Wie schon im Kapitel zur Konstruktion des Geschlechts, als auch in dem zur Sprache, geht Dominik Feldmann auf den Unterschied zwischen Definition von außen, z.B. über den Mann, und einer Selbstdefinition und Selbstbenennung ein. Auch geht er darauf ein, dass Sprache Bewusstsein schafft. Leider kann ich an dieser Stelle nicht anders als nochmals die Feminismuskeule, oder wie ich sie viel ehr nenne möchte, Gleichberechtigungs- und Diversitätskeule zu schwingen. Wenn man diese Überlegungen und Feststellungen in einem Buch festhält ist es mir schleierhaft, weshalb ich nicht das Bewusstsein dafür aufbringe alle Geschlechter in meinem Geschriebenen anzusprechen, sondern ausschließlich in der männlichen Form schreibe. Ja, vielleicht sind weiblich gelesen Personen, Transgender, oder non-binäre Menschen mit gedacht. Aber es wäre schön, wenn dies durch eine sensible Sprache auch sichtbar werden würde.
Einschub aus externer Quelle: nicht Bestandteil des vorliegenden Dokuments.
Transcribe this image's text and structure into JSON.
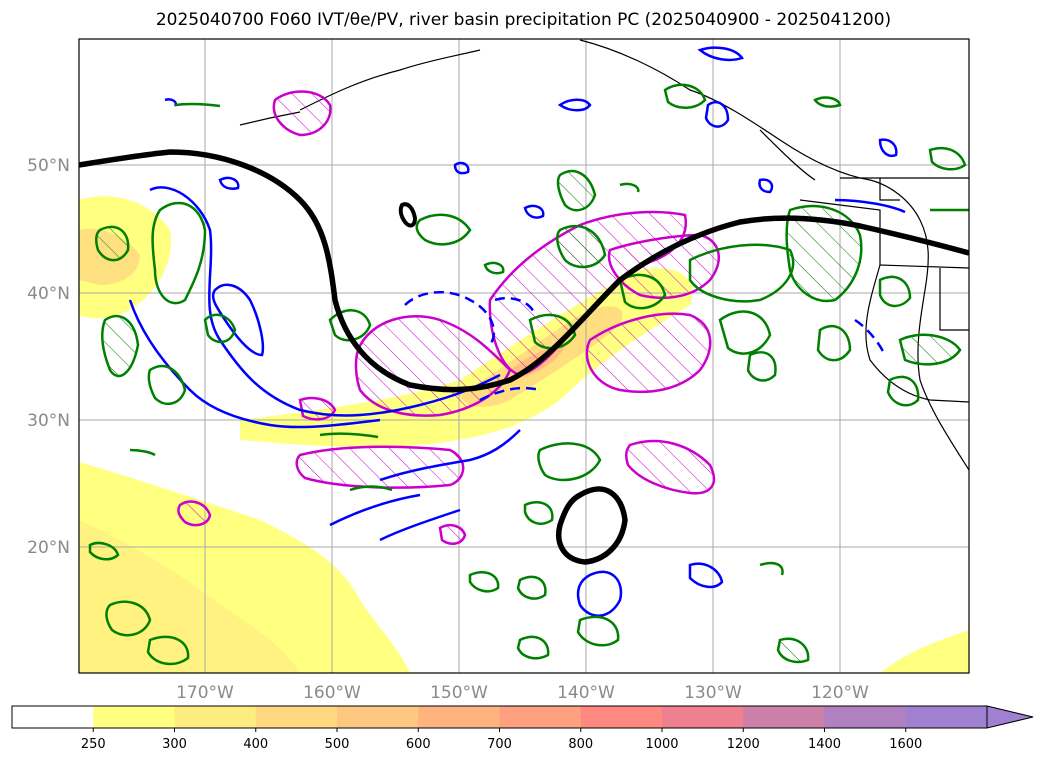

Abschließend sollte hier wohl eine Schlussbewertung geben. Aber ich möchte das Buch nicht in eine Gut/Schlecht- Schubladen packen. Das kann ich nicht, das will ich nicht, davon halte ich nicht viel. Was ich jedoch sagen kann ist: es ist kein Buch, was sich als Bettlektüre eignet, aber wunderbar für einen nachdenklichen Sonntag Nachmittag am Küchentisch ist, mit frischem Hirn und frischem Kaffee. Es lohnt sich, sich zwischendurch die Zeit zu nehmen und den sich durch das Buch selbstschaffenden Soundtrack zu hören und abschließend vielleicht das entsprechende Kapitel nochmal zu lesen und zu überdenken. Aber Achtung: Gedankenmoshpitgefahr!